NBC's Heroes Revival Is Actually a Good Idea

NBC is bringing back its 2006 superhero series 'Heroes' as a miniseries next year. Forget how much you hated seasons 2-4; this is actually a good idea.

NBC Heroes
In case you missed it, NBC announced this weekend that it's digging up the corpse of Heroes for what "an event miniseries" called Heroes: Reborn. The 13 television episodes will air next year, along with a complementary digital series that will introduce the new characters and storylines.

In a statement released late on Friday, NBC Entertainment president Jennifer Salke said that "shows with that kind of resonance don't come around often, and we thought it was time for another installment." Tim Kring, who created the show in 2006, is going to be in charge of the revival, which will center around new characters—although Salke admitted "we won't rule out the possibility of some of the show's original cast members popping back in."

For some, this news was a sign of creative bankruptcy equivalent hiring Jay Leno to take over The Tonight Show for a third go-round. "By the time season four ended, audiences had grown tired of Tim Kring’s 'LOST with super-powers,'" wrote Forbes' Merrill Barr, while Twitter collectively launched the hashtag #NBCReboots to find some more potential revivals for the peacock network (Amongst the suggestions: "Just Shoot Me Again" and "The B Team").

What's been forgotten is how exciting Heroes was in that first year, and how ahead of its time the series was—especially if you consider the rash of superhero concepts currently being developed for the small screen in the wake of Marvel Studios' dominance at the box office. Reviving Heroes make a lot of sense for NBC beyond any nostalgia element, if only because it's a superhero franchise that mainstream audiences are familiar with that NBC already owns outright. Why not try to bring it back right now?
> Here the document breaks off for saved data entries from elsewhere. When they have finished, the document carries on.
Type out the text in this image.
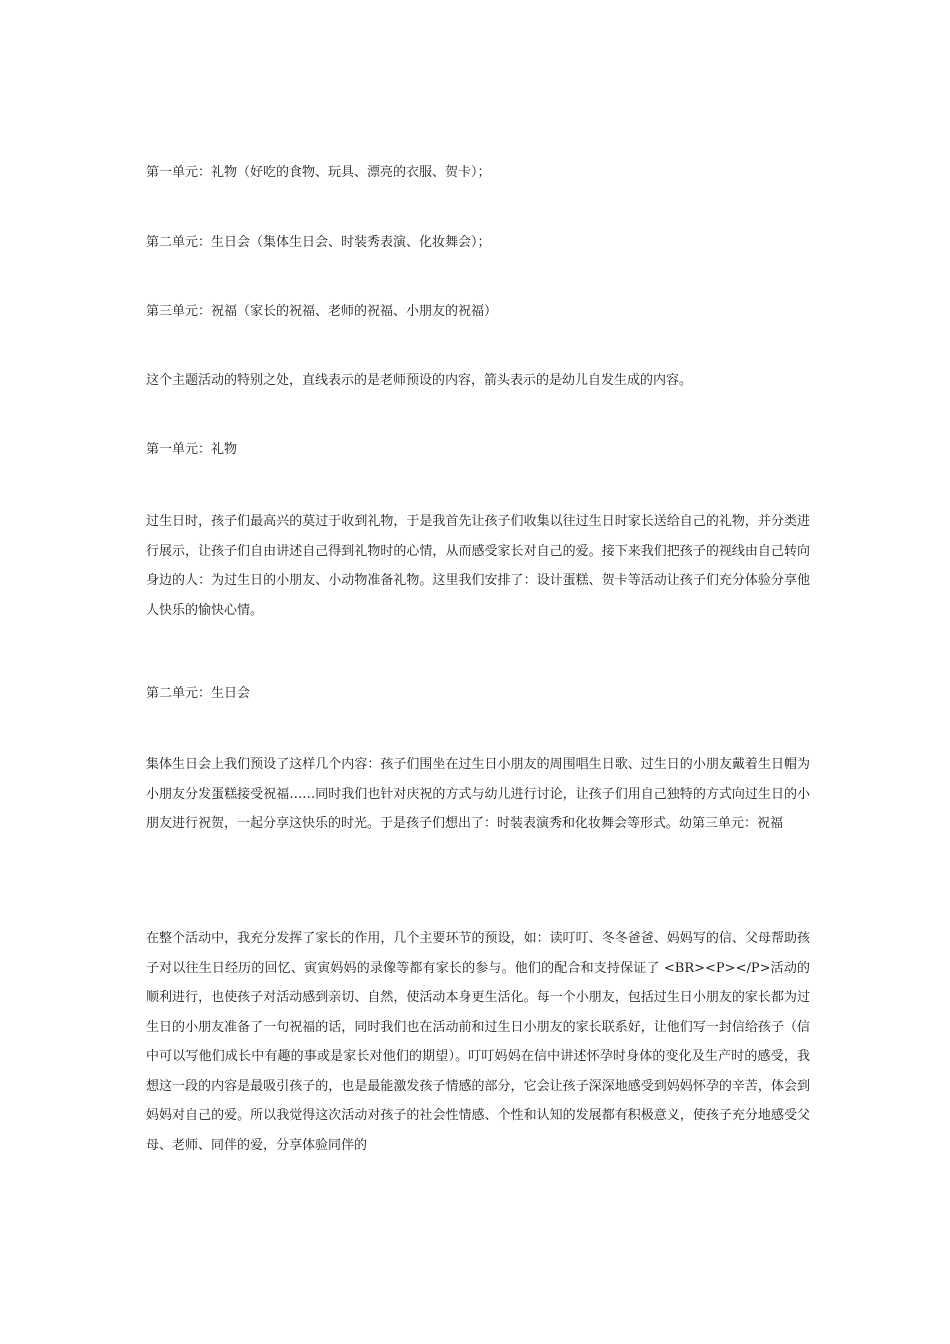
第一单元：礼物（好吃的食物、玩具、漂亮的衣服、贺卡）；

第二单元：生日会（集体生日会、时装秀表演、化妆舞会）；

第三单元：祝福（家长的祝福、老师的祝福、小朋友的祝福）

这个主题活动的特别之处，直线表示的是老师预设的内容，箭头表示的是幼儿自发生成的内容。

第一单元：礼物

过生日时，孩子们最高兴的莫过于收到礼物，于是我首先让孩子们收集以往过生日时家长送给自己的礼物，并分类进行展示，让孩子们自由讲述自己得到礼物时的心情，从而感受家长对自己的爱。接下来我们把孩子的视线由自己转向身边的人：为过生日的小朋友、小动物准备礼物。这里我们安排了：设计蛋糕、贺卡等活动让孩子们充分体验分享他人快乐的愉快心情。

第二单元：生日会

集体生日会上我们预设了这样几个内容：孩子们围坐在过生日小朋友的周围唱生日歌、过生日的小朋友戴着生日帽为小朋友分发蛋糕接受祝福……同时我们也针对庆祝的方式与幼儿进行讨论，让孩子们用自己独特的方式向过生日的小朋友进行祝贺，一起分享这快乐的时光。于是孩子们想出了：时装表演秀和化妆舞会等形式。幼第三单元：祝福

在整个活动中，我充分发挥了家长的作用，几个主要环节的预设，如：读叮叮、冬冬爸爸、妈妈写的信、父母帮助孩子对以往生日经历的回忆、寅寅妈妈的录像等都有家长的参与。他们的配合和支持保证了 <BR><P></P>活动的顺利进行，也使孩子对活动感到亲切、自然，使活动本身更生活化。每一个小朋友，包括过生日小朋友的家长都为过生日的小朋友准备了一句祝福的话，同时我们也在活动前和过生日小朋友的家长联系好，让他们写一封信给孩子（信中可以写他们成长中有趣的事或是家长对他们的期望）。叮叮妈妈在信中讲述怀孕时身体的变化及生产时的感受，我想这一段的内容是最吸引孩子的，也是最能激发孩子情感的部分，它会让孩子深深地感受到妈妈怀孕的辛苦，体会到妈妈对自己的爱。所以我觉得这次活动对孩子的社会性情感、个性和认知的发展都有积极意义，使孩子充分地感受父母、老师、同伴的爱，分享体验同伴的
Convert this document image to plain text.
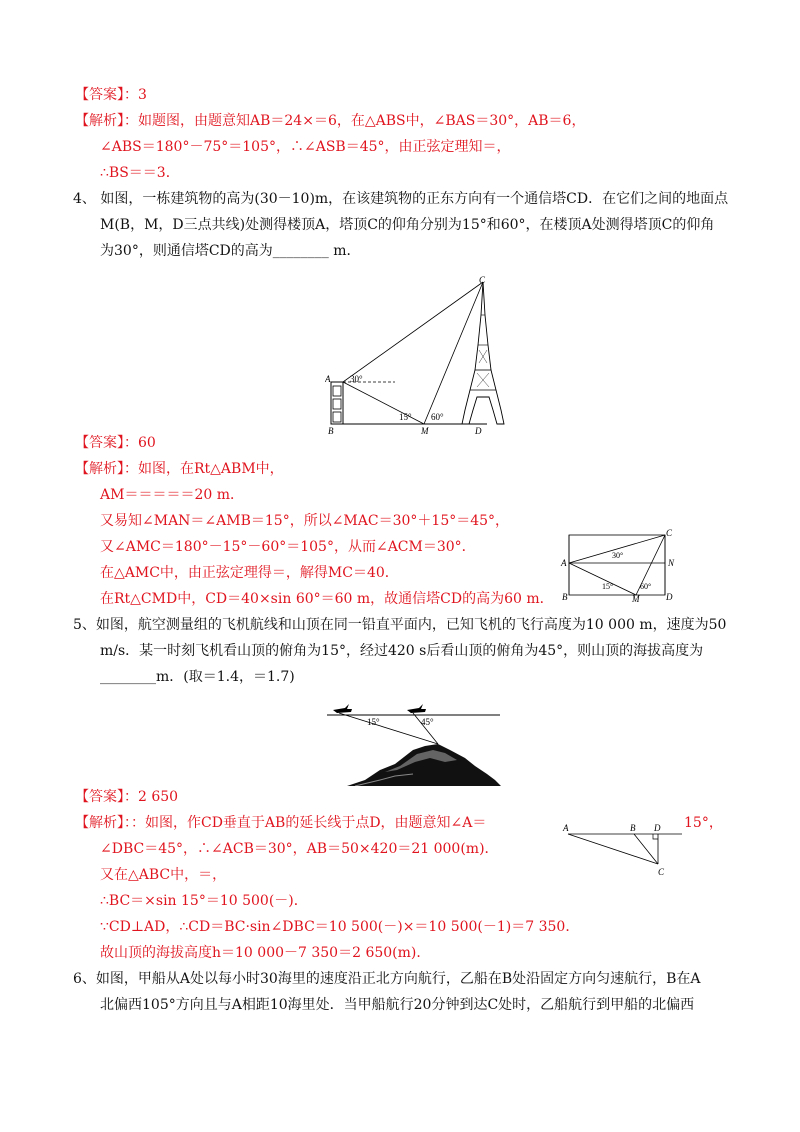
【答案】：3
【解析】：如题图，由题意知AB＝24×＝6，在△ABS中，∠BAS＝30°，AB＝6，
∠ABS＝180°－75°＝105°，∴∠ASB＝45°，由正弦定理知＝，
∴BS＝＝3．
4、 如图，一栋建筑物的高为(30－10)m，在该建筑物的正东方向有一个通信塔CD．在它们之间的地面点
M(B，M，D三点共线)处测得楼顶A，塔顶C的仰角分别为15°和60°，在楼顶A处测得塔顶C的仰角
为30°，则通信塔CD的高为________ m．
【答案】：60
【解析】：如图，在Rt△ABM中，
AM＝＝＝＝＝20 m．
又易知∠MAN＝∠AMB＝15°，所以∠MAC＝30°＋15°＝45°，
又∠AMC＝180°－15°－60°＝105°，从而∠ACM＝30°．
在△AMC中，由正弦定理得＝，解得MC＝40．
在Rt△CMD中，CD＝40×sin 60°＝60 m，故通信塔CD的高为60 m．
5、如图，航空测量组的飞机航线和山顶在同一铅直平面内，已知飞机的飞行高度为10 000 m，速度为50
m/s．某一时刻飞机看山顶的俯角为15°，经过420 s后看山顶的俯角为45°，则山顶的海拔高度为
________m．(取＝1.4，＝1.7)
【答案】：2 650
【解析】：：如图，作CD垂直于AB的延长线于点D，由题意知∠A＝	15°，
∠DBC＝45°，∴∠ACB＝30°，AB＝50×420＝21 000(m)．
又在△ABC中，＝，
∴BC＝×sin 15°＝10 500(－)．
∵CD⊥AD，∴CD＝BC·sin∠DBC＝10 500(－)×＝10 500(－1)＝7 350．
故山顶的海拔高度h＝10 000－7 350＝2 650(m)．
6、如图，甲船从A处以每小时30海里的速度沿正北方向航行，乙船在B处沿固定方向匀速航行，B在A
北偏西105°方向且与A相距10海里处．当甲船航行20分钟到达C处时，乙船航行到甲船的北偏西
A
B	M	D
C
30°
15° 60°
A
C
N
B	M	D
30°
15°	60°
15°	45°
A	B D
C
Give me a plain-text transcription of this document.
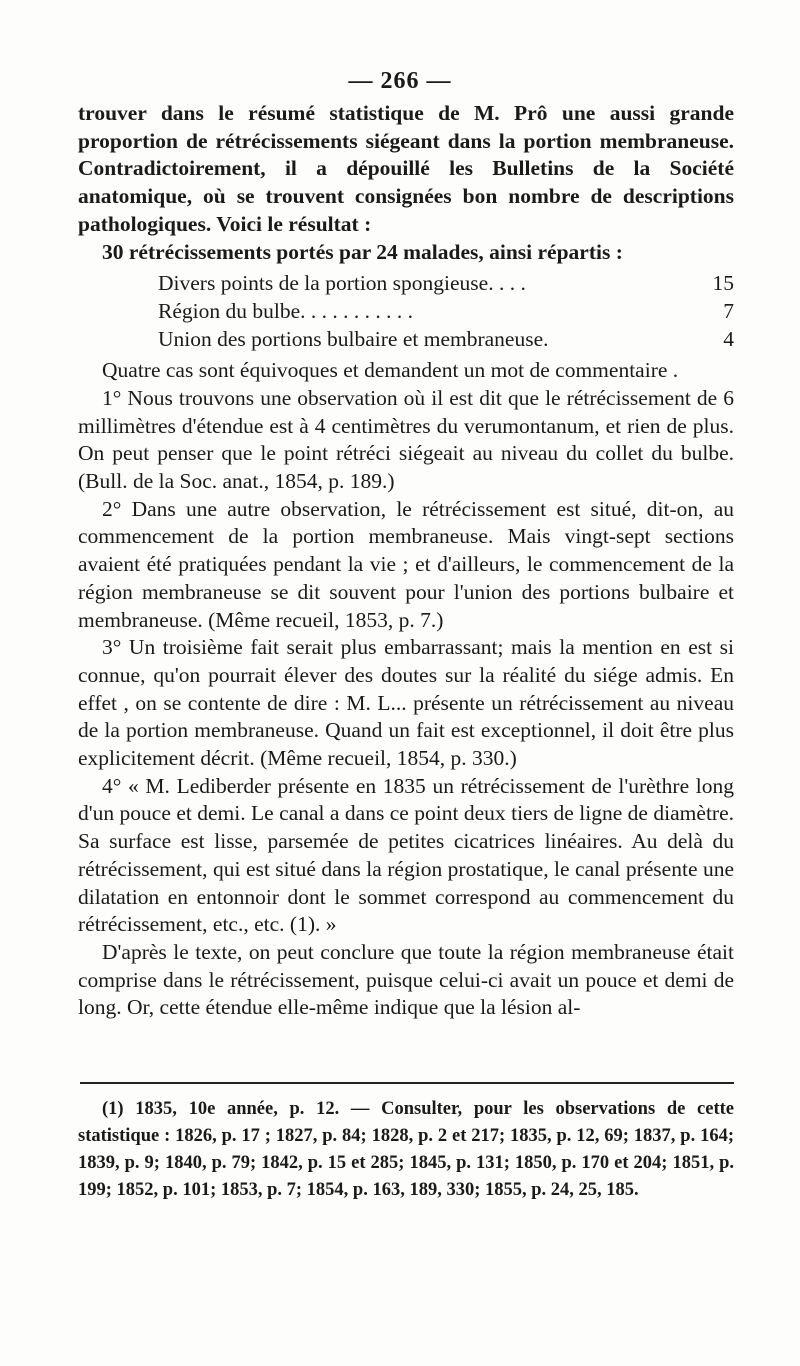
— 266 —

trouver dans le résumé statistique de M. Prô une aussi grande proportion de rétrécissements siégeant dans la portion membraneuse. Contradictoirement, il a dépouillé les Bulletins de la Société anatomique, où se trouvent consignées bon nombre de descriptions pathologiques. Voici le résultat :

30 rétrécissements portés par 24 malades, ainsi répartis :

Divers points de la portion spongieuse. . . .	15
Région du bulbe. . . . . . . . . . .	7
Union des portions bulbaire et membraneuse.	4

Quatre cas sont équivoques et demandent un mot de commentaire .

1° Nous trouvons une observation où il est dit que le rétrécissement de 6 millimètres d'étendue est à 4 centimètres du verumontanum, et rien de plus. On peut penser que le point rétréci siégeait au niveau du collet du bulbe. (Bull. de la Soc. anat., 1854, p. 189.)

2° Dans une autre observation, le rétrécissement est situé, dit-on, au commencement de la portion membraneuse. Mais vingt-sept sections avaient été pratiquées pendant la vie ; et d'ailleurs, le commencement de la région membraneuse se dit souvent pour l'union des portions bulbaire et membraneuse. (Même recueil, 1853, p. 7.)

3° Un troisième fait serait plus embarrassant; mais la mention en est si connue, qu'on pourrait élever des doutes sur la réalité du siége admis. En effet , on se contente de dire : M. L... présente un rétrécissement au niveau de la portion membraneuse. Quand un fait est exceptionnel, il doit être plus explicitement décrit. (Même recueil, 1854, p. 330.)

4° « M. Lediberder présente en 1835 un rétrécissement de l'urèthre long d'un pouce et demi. Le canal a dans ce point deux tiers de ligne de diamètre. Sa surface est lisse, parsemée de petites cicatrices linéaires. Au delà du rétrécissement, qui est situé dans la région prostatique, le canal présente une dilatation en entonnoir dont le sommet correspond au commencement du rétrécissement, etc., etc. (1). »

D'après le texte, on peut conclure que toute la région membraneuse était comprise dans le rétrécissement, puisque celui-ci avait un pouce et demi de long. Or, cette étendue elle-même indique que la lésion al-

(1) 1835, 10e année, p. 12. — Consulter, pour les observations de cette statistique : 1826, p. 17 ; 1827, p. 84; 1828, p. 2 et 217; 1835, p. 12, 69; 1837, p. 164; 1839, p. 9; 1840, p. 79; 1842, p. 15 et 285; 1845, p. 131; 1850, p. 170 et 204; 1851, p. 199; 1852, p. 101; 1853, p. 7; 1854, p. 163, 189, 330; 1855, p. 24, 25, 185.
Admittedly, there's the fact that almost everything past that first season sucked. Heroes' evolution from "fast-paced pulpy fun with a clear resolution" in the first year to "I have no idea where this is going, and I don't think the writers do, either" almost immediately afterwards is almost legendary, and was borne of a couple of problems: the show's pace meant that it had exhausted itself of plausible reversals and reveals by the end of its first season, and the series had nowhere to go after saving the world the previous year. (Kring famously apologized to fans while the second season was still running, promising to fix the show in future, but those two core problems remained until the show was finally put out of its misery two years later.)

The good news is that the revival can easily sidestep those problems -- with all-new characters, Heroes loses almost all of its baggage, and gets stripped down to its core concept: Everyday people suddenly have superpowers and have to get used to using them. Where it goes from there is wide open -- and with only 13 episodes (and an additional digital series of currently unknown length), it can match the breakneck, melodramatic pace of that first season without burning through material so quickly that nothing's left by the end.

Done right, Heroes: Reborn could be everything that viewers loved about that first year of the original series, stripped of problems like Milo Ventimiglia's smirk. It could be something that redeems the series after its downward spiral, and gives NBC a third drama that's worth watching (along with The Blacklist and Parenthood).

All we ask is that no one try to revive the "Save the Cheerleader, Save the World" catchphrase. Don't worry, NBC—whether the show is good or bad, there'll plenty of hashtags to go around.